I don’t have a strong position on whether the thinking/content was determined by AI. And the evidence doesn’t really let us rule out either hypothesis.
If you’re fine with speculations, my guess is that the answer is “no” for a strong definition of “determined”, but “yes” for a weaker claim like “meaningfully affected.”
In particular I think AI is able to smooth over language far more than they can substitute for actually good thinking, at least as of mid-2026. So (speculating) there are probably subsections where the Vatican wanted to say something in the outline/early drafts but it doesn’t quite look right (because the thinking isn’t quite right), and they were able to smooth it over using AI to seem palatable in “group sycophancy” ways. And the final thinking would’ve been clearer if they forced themselves to rewrite/think over things until it could sound smooth with human levels of clear thinking/polish tradeoffs, rather than AI-assisted levels.
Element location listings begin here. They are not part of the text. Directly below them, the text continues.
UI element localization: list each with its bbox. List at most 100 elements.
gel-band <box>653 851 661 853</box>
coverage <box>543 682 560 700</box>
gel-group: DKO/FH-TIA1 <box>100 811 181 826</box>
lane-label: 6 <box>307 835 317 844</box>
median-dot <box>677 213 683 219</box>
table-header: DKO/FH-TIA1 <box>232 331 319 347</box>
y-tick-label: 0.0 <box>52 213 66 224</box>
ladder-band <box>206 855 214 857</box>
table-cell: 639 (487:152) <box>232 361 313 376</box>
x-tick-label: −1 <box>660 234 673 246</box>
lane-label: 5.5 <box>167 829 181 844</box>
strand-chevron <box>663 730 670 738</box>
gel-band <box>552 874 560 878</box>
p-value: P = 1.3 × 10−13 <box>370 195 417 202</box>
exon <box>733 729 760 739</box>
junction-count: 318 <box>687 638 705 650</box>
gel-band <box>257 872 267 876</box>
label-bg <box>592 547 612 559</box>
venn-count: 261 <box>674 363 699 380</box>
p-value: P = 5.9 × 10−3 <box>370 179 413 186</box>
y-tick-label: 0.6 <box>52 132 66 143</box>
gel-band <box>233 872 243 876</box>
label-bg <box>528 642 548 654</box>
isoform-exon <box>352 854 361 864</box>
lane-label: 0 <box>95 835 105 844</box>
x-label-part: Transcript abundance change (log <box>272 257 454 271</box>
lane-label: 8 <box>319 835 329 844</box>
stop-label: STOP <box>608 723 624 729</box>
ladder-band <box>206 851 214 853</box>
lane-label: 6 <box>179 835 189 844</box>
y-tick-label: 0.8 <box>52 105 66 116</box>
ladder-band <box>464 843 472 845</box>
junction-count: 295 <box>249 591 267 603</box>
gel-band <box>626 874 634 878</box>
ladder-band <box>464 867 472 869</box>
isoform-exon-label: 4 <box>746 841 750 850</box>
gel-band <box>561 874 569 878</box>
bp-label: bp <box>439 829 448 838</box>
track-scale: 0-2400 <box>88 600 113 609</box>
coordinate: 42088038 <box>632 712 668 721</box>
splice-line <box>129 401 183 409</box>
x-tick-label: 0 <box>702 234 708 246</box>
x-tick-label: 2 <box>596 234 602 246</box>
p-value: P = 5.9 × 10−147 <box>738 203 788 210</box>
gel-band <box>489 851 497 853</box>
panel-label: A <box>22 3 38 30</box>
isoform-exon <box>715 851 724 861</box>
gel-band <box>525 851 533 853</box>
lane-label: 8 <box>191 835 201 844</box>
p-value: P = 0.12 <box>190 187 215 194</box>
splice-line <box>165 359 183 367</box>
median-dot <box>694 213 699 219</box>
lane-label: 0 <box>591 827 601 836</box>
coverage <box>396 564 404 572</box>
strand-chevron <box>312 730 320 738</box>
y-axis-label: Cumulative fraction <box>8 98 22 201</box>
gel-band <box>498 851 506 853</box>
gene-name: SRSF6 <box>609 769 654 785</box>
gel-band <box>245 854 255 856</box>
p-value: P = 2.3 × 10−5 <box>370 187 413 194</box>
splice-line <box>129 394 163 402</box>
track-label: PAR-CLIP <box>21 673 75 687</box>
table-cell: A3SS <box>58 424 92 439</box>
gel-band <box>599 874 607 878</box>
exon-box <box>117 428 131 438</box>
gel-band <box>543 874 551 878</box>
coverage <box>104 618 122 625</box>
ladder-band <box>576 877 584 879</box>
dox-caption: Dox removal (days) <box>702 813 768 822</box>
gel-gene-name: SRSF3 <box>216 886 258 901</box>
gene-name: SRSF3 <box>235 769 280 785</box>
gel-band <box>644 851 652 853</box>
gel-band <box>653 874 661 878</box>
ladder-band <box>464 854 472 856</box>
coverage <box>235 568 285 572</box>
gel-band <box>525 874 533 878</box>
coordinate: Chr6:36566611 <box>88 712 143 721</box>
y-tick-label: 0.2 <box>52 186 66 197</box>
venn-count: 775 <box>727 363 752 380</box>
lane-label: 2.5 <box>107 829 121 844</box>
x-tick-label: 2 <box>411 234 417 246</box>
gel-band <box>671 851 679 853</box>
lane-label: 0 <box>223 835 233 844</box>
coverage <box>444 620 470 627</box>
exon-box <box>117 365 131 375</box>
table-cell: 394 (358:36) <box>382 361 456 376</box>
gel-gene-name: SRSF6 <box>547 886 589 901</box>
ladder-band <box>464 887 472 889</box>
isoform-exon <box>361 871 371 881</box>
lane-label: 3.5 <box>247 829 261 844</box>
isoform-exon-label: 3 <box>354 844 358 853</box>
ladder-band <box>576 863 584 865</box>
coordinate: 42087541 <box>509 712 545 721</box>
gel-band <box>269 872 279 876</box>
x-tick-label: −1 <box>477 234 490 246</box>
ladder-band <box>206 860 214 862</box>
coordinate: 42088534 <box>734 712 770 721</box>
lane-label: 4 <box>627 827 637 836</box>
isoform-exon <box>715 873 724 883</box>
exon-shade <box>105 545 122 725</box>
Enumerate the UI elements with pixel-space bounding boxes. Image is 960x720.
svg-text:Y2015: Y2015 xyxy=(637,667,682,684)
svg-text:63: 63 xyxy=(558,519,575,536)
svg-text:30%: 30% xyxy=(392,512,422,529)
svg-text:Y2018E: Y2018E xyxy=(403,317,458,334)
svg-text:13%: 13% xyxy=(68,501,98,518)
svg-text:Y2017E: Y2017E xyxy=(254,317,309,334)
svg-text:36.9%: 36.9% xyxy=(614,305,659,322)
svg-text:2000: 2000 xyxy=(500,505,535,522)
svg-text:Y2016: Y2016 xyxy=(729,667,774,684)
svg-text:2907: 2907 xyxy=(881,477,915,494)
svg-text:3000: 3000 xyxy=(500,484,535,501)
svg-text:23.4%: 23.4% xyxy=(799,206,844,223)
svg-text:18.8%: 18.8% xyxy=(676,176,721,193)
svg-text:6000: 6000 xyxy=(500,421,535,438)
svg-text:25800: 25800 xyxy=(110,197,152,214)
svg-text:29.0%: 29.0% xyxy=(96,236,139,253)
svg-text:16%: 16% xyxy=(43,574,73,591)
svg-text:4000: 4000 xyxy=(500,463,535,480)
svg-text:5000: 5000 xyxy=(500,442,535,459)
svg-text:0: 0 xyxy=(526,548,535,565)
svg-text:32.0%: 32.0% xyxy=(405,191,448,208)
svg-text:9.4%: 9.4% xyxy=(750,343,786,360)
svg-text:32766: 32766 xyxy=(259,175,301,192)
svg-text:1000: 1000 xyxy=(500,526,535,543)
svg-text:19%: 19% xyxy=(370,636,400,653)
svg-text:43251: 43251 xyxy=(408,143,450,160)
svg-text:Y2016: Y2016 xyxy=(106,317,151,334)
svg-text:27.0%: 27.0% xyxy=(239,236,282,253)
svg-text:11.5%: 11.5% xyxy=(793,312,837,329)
But this is just speculation, of course.
Some other people in our circles have already complained about things that didn’t quite make sense in parts touching on AI ethics and AI consciousness. But ignoring that (obviously the Vatican has various biases, and so does our crowd), I thought the Babel/Nehemiah contrastive pair (Par 7-10) had a sort of artificiality to it. Like it sounded nice (unless you’re allergic to AI public writing, like me), but if you actually drilled down into what the metaphor was doing and then critically contrasted it with either a) a plain-language reading of the Biblical stories themselves or b) how people historically talked about Nehemiah, or c) what goes on in the world of AI right now, it doesn’t quite make sense.